I'm trying to prove the following properties:
Given a boolean algebra $B$,
- $U\subseteq St(B)$ is open if and only if $\{c\in B : N_c\subseteq U\}$ is an ideal on $B$;
- $F\subseteq St(B)$ is closed if and only if $\{c\in B : N_c\supseteq F\}$ is a filter on $B$.
I specify that we are considering $(St(B),\tau_B)$, where $St(B)=\{G\subseteq B : G \text{ is an ultrafilter}\}$, and $\tau_B$ is the topology generated by $\{N_b=\{G\in St(B): b\in G\}:b\in B\}$. The clopen sets of $\tau_B$ are the $N_b$ for $b\in B$, and form a basis for $\tau_B$.
I proved the $\Rightarrow$ implications, but actually without using the hypothesis that $U$ and $F$ are respectively open and closed, in an elementary way.

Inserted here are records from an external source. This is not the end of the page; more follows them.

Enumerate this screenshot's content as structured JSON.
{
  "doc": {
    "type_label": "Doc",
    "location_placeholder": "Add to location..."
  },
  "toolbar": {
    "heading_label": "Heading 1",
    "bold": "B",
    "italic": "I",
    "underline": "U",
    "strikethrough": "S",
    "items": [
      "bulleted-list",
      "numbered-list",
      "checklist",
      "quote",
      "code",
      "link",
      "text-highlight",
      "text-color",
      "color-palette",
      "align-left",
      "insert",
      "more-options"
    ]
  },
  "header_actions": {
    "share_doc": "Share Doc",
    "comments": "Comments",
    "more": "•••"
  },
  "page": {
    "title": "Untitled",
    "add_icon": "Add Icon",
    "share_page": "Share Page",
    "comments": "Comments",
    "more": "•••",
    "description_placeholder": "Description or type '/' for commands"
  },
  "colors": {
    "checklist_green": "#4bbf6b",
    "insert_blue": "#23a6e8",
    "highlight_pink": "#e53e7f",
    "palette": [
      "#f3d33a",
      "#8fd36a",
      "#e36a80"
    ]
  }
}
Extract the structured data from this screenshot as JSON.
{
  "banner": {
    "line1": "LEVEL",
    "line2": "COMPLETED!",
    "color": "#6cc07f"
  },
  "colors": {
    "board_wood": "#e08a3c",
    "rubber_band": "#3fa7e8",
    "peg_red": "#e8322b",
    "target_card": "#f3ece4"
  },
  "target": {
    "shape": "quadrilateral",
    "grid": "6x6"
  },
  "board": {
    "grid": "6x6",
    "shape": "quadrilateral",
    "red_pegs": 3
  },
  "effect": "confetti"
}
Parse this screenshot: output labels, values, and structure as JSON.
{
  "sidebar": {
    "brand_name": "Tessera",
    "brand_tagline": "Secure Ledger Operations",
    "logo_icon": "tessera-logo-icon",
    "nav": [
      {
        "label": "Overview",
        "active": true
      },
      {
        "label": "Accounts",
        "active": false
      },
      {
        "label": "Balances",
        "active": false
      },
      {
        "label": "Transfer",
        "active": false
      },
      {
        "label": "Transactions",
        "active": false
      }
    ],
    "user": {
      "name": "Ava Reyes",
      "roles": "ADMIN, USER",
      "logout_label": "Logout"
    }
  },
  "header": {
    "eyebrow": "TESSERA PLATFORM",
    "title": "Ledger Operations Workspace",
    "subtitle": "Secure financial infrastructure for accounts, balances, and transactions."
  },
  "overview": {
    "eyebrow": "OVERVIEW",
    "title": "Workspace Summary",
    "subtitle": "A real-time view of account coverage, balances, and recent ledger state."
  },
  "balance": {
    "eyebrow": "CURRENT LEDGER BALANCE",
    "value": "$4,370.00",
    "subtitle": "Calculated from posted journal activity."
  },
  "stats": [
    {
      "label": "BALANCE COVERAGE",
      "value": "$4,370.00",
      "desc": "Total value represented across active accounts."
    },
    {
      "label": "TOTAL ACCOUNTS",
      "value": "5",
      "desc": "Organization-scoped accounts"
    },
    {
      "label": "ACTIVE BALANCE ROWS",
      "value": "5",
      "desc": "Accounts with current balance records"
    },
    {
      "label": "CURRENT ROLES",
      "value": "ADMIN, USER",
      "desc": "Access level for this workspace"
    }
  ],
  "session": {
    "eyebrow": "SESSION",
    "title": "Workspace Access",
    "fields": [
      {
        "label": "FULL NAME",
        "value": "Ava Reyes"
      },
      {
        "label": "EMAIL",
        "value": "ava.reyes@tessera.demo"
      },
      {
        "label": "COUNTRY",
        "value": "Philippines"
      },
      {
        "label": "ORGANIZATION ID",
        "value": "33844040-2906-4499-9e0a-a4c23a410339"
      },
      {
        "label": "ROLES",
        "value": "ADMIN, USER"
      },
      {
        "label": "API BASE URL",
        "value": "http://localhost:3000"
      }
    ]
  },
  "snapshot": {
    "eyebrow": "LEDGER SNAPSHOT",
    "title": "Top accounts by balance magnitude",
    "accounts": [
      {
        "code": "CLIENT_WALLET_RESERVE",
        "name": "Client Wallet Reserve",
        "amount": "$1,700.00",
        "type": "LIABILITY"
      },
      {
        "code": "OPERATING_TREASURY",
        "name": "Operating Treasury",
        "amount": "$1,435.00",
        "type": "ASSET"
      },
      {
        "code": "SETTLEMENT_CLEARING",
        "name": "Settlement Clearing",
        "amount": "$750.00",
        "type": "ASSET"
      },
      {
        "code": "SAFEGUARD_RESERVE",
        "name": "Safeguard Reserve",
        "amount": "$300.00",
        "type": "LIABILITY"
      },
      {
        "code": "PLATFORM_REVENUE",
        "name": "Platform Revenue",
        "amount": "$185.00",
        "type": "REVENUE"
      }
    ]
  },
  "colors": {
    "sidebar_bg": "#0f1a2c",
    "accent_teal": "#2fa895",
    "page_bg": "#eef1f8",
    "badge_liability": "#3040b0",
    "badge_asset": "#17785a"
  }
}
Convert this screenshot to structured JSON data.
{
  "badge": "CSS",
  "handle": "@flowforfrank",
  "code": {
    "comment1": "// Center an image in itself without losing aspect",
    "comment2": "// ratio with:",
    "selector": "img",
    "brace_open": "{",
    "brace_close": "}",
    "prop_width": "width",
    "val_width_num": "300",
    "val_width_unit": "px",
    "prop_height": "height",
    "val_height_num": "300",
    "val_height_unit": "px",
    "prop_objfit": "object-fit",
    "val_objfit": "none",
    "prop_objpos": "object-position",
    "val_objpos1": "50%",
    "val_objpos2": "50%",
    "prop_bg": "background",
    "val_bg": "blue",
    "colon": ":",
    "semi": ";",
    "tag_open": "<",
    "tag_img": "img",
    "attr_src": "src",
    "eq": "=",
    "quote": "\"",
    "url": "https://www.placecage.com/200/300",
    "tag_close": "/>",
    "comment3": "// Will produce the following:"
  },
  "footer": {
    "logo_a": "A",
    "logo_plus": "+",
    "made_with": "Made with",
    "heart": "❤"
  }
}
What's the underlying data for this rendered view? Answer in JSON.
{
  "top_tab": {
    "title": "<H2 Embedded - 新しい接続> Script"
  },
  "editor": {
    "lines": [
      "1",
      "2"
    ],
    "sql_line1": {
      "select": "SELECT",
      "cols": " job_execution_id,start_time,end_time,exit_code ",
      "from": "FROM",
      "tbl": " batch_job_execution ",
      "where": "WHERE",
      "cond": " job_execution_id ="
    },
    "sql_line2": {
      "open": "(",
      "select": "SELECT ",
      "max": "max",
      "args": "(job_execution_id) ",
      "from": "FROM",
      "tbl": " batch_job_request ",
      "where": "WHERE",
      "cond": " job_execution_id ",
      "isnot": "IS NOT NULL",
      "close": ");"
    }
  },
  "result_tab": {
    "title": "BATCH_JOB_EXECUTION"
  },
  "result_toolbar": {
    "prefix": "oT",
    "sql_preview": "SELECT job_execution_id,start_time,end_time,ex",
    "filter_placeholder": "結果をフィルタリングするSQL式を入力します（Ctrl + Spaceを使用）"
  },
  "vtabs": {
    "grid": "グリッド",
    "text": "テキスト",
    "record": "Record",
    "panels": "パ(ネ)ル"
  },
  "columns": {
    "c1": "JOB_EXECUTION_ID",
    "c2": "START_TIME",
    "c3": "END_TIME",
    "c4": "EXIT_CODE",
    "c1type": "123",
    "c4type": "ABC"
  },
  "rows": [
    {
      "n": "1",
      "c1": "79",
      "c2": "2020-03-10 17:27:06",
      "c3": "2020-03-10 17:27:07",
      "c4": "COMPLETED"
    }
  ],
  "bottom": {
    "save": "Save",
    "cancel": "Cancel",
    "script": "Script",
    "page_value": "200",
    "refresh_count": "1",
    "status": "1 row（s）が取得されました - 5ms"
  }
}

I am stuck with the $\Leftarrow$ implications. Here is my attempt:
Let $I=\{c\in B : N_c\subseteq U\}$; $I$ is closed under $\vee$ because if $c,d\in I$ then $N_c,N_d\subseteq U$, and $N_c\cup N_d =N_{c\vee d}\subseteq U$.
Then let $c\in I$ and $b\leq c$. Therefore $N_c\subseteq U$, and if $G\in N_b$ we have that $c\in G$, so $G\in N_c$. We conclude that $N_b\subseteq N_c\subseteq U$.
The proof of $\{c\in B : N_c\supseteq F\}$ being a filter is almost the same. What's wrong with it? Any suggestions about the other implications? Thank you in advance.